Democrats never grow tired of telling us that they’re the party of working Americans.

They’re supposedly the ones who stand up for the little guy, as opposed to their counterparts on the Republican side of the aisle who are all too eager to put more money in the pockets of rich CEOs at the expense of their employees.

The notion was always ridiculous, and never squared with reality, but the extent of its absurdity has become especially stark in the aftermath of President Biden’s executive order killing the Keystone XL pipeline.

Writing in the New York Post, Salena Zito passes along this sad story of the human cost of Biden’s ill-conceived decision:

“On the morning of Jan. 20, every room of the two-story Stroppel Hotel in Midland, SD, was filled with men and women who work on the Keystone XL pipeline. Most of these union laborers, welders and pipefitters started their day over a cup of coffee in the hotel’s common room before heading out to their jobs.

“By 4 p.m., the entire place was cleared out, leaving the historic hotel silent for the first time since owners Laurie and Wally Cox took it over six months ago.

"'Our whole world turned upside down with the stroke of a pen,' Laurie said.

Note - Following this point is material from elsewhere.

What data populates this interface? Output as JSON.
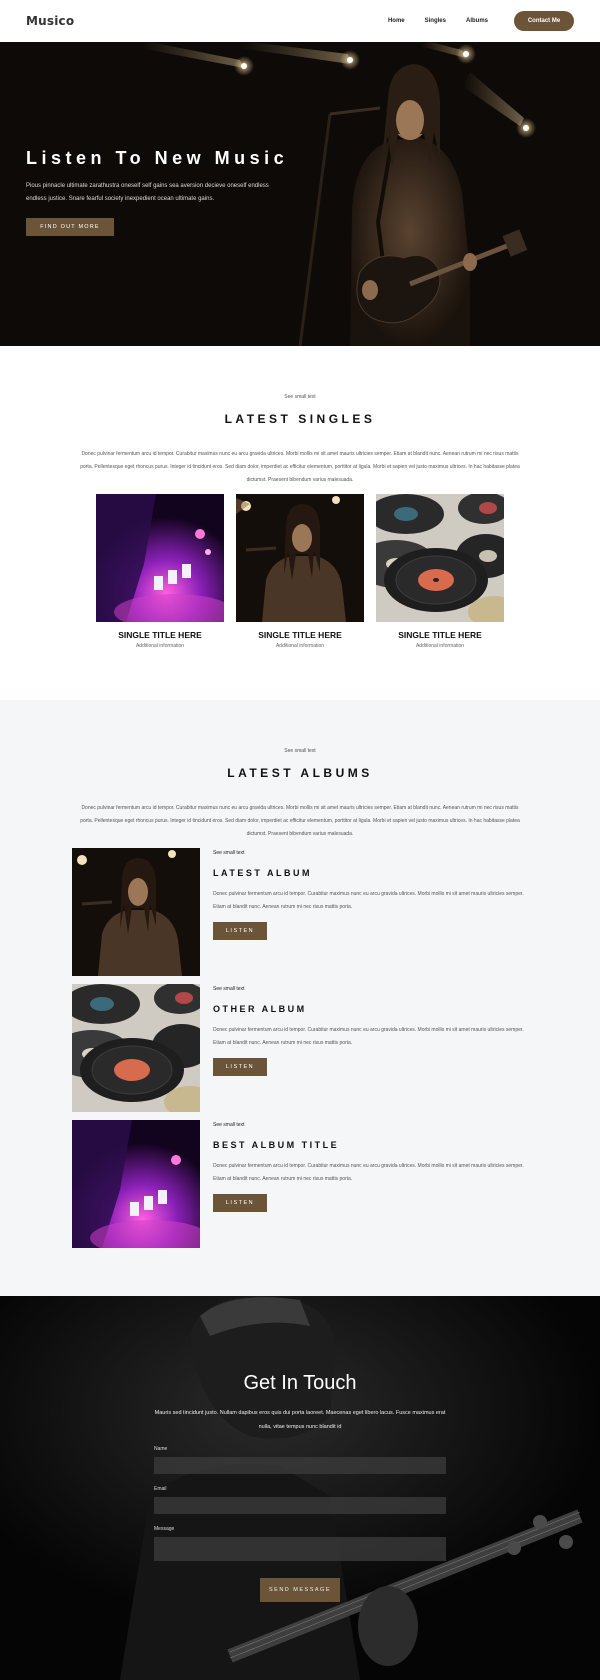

"She is speaking of President Biden’s executive order, signed on his first day in office, that halted work on the Keystone XL pipeline in South Dakota and immediately eliminated 1,000 union jobs. TC Energy, the company that was developing the project, predicts that more than 10,000 jobs will be lost in 2021 due to the order."

That’s another 10,000-plus jobs sacrificed to the left’s radical green agenda.